During a recent gathering, our hosts (Andy and Ceresa) selected a British Holiday Dinner theme. Andy had grown up in a British home and wanted to share some of his family’s culture.
In keeping with the theme, each lovely place setting held a traditional English Christmas Cracker. Each guest cracked open their party favor to discover a small toy, funny joke and a tissue paper crown. Experiencing this English tradition was a fun way to begin our holiday dinner.
This festive meal featured many traditional British dishes including: Shepard’s Pie, Toad in a Hole, Creamy Baked Cauliflower and a Banana Toffee Pie. My husband and I were asked to bring the appetizers. When Andy learned that Alan enjoyed making scotch eggs, he asked us to make sure and bring them. We learned that when Andy was a child his English grandmother would serve him scotch eggs as a special treat.
Since Scotch Eggs are a somewhat heavy dish, I decided to prepare some traditional tea sandwiches to lighten things up a bit. I had served these little sandwiches back in 2011 for an English Tea Party that I hosted at my home to celebrate the wedding of Prince William and Duchess Catherine.
If you’re looking for a few recipes that are easy to make and might be something new to your guests, I hope you’ll give one or both of these a try. Cheerio!
Scotch Eggs
Ingredients
- 6 large eggs, hard boiled & peeled
- 1 pound breakfast pork sausage mild or spicy
- 1/4 cup flour
- 2 large eggs, beaten
- 1/2 cup seasoned bread crumbs
- 1/2 cup panko bread crumbs
Creamy Mustard Sauce
- 1/4 cup mayonnaise
- 2 tablespoons sour cream
- 2 tablespoons coarse brown mustard
- 1 tabelspoon yellow mustard
- 1 teaspoon worcestershire sauce
Instructions
- Preheat oven to 400 degrees
- Place flour in a shallow bowl
- Place beaten eggs in a separate bowl.
- Place seasoned bread crumbs in a shallow bowl
- Place plain panko bread crumbs in a shallow bowl
- Divide pork sausage into 6 equal amounts.
- Using your hands, flatten sausage into a round, large enough so when you place the hard boiled egg in the center you are able to wrap it around the egg.
- Work the sausage around the egg, pinching it together so that the egg is entirely covered.
- Roll the pork covered egg in the flour.
- Dip in the beaten eggs.
- Roll in seasoned bread crumbs.
- Carefully dip in beaten eggs again.
- Roll in plain panko bread crumbs.
- Place coated eggs on a parchment lined jelly roll pan/baking sheet with sides.
- Spray eggs with cooking spray.
- Bake eggs at 400 degrees for 20 minutes, until their crust becomes lightly golden and pork is cooked through.
- Let eggs cool slightly.
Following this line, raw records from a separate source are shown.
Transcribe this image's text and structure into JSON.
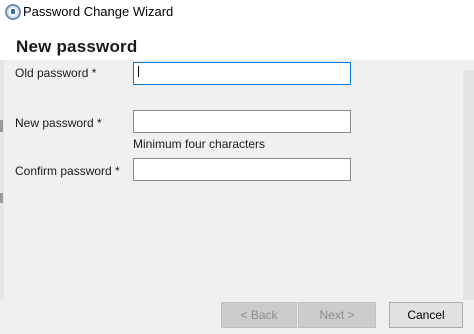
{
  "window": {
    "title": "Password Change Wizard",
    "icon": "wizard-icon"
  },
  "page": {
    "heading": "New password"
  },
  "form": {
    "old_password": {
      "label": "Old password *",
      "value": "",
      "focused": true
    },
    "new_password": {
      "label": "New password *",
      "value": "",
      "hint": "Minimum four characters"
    },
    "confirm_password": {
      "label": "Confirm password *",
      "value": ""
    }
  },
  "buttons": {
    "back": {
      "label": "< Back",
      "enabled": false
    },
    "next": {
      "label": "Next >",
      "enabled": false
    },
    "cancel": {
      "label": "Cancel",
      "enabled": true
    }
  },
  "colors": {
    "content_bg": "#f0f0f0",
    "focus_border": "#0078d7",
    "disabled_text": "#8c8c8c"
  }
}
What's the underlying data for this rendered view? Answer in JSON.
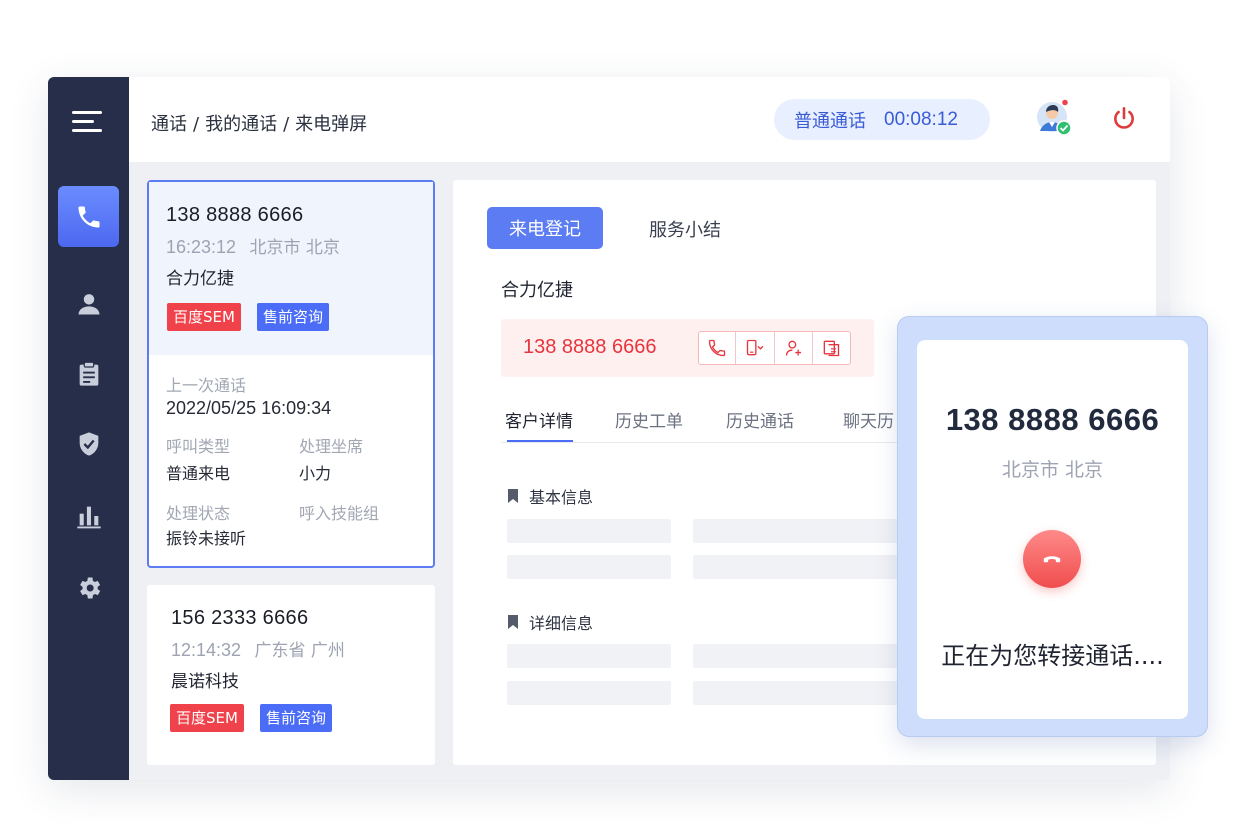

They can be served warm or at room temperature. Serve with mustard sauce.
Creamy Mustard Sauce
- In small bowl whisk together mayonnaise, sour cream, brown mustard, yellow mustard and worcestershire sauce.
English Cucumber Sandwiches with Ham
Ingredients
- 1 package small loaf of pumpernickel bread pre-sliced
- 2 5 ounce packages garlic and fine herb boursin cheese
- 1/4 pound deli ham thin-sliced
- 1 english cucumber 1/4 inch slice
- fresh dill
- large flake sea salt
Instructions
- Spread 2 teaspoons of boursin cheese on sliced pumpernickel bread.
- Using a small biscuit cutter, cut ham into rounds small enough to fit on each slice of bread.
- Top cheese with a slice of ham, slice of cucumber and a sprig of dill.
- Lightly sprinkle each tea sandwich with some sea salt.
- Serve slightly cool or at room temperature.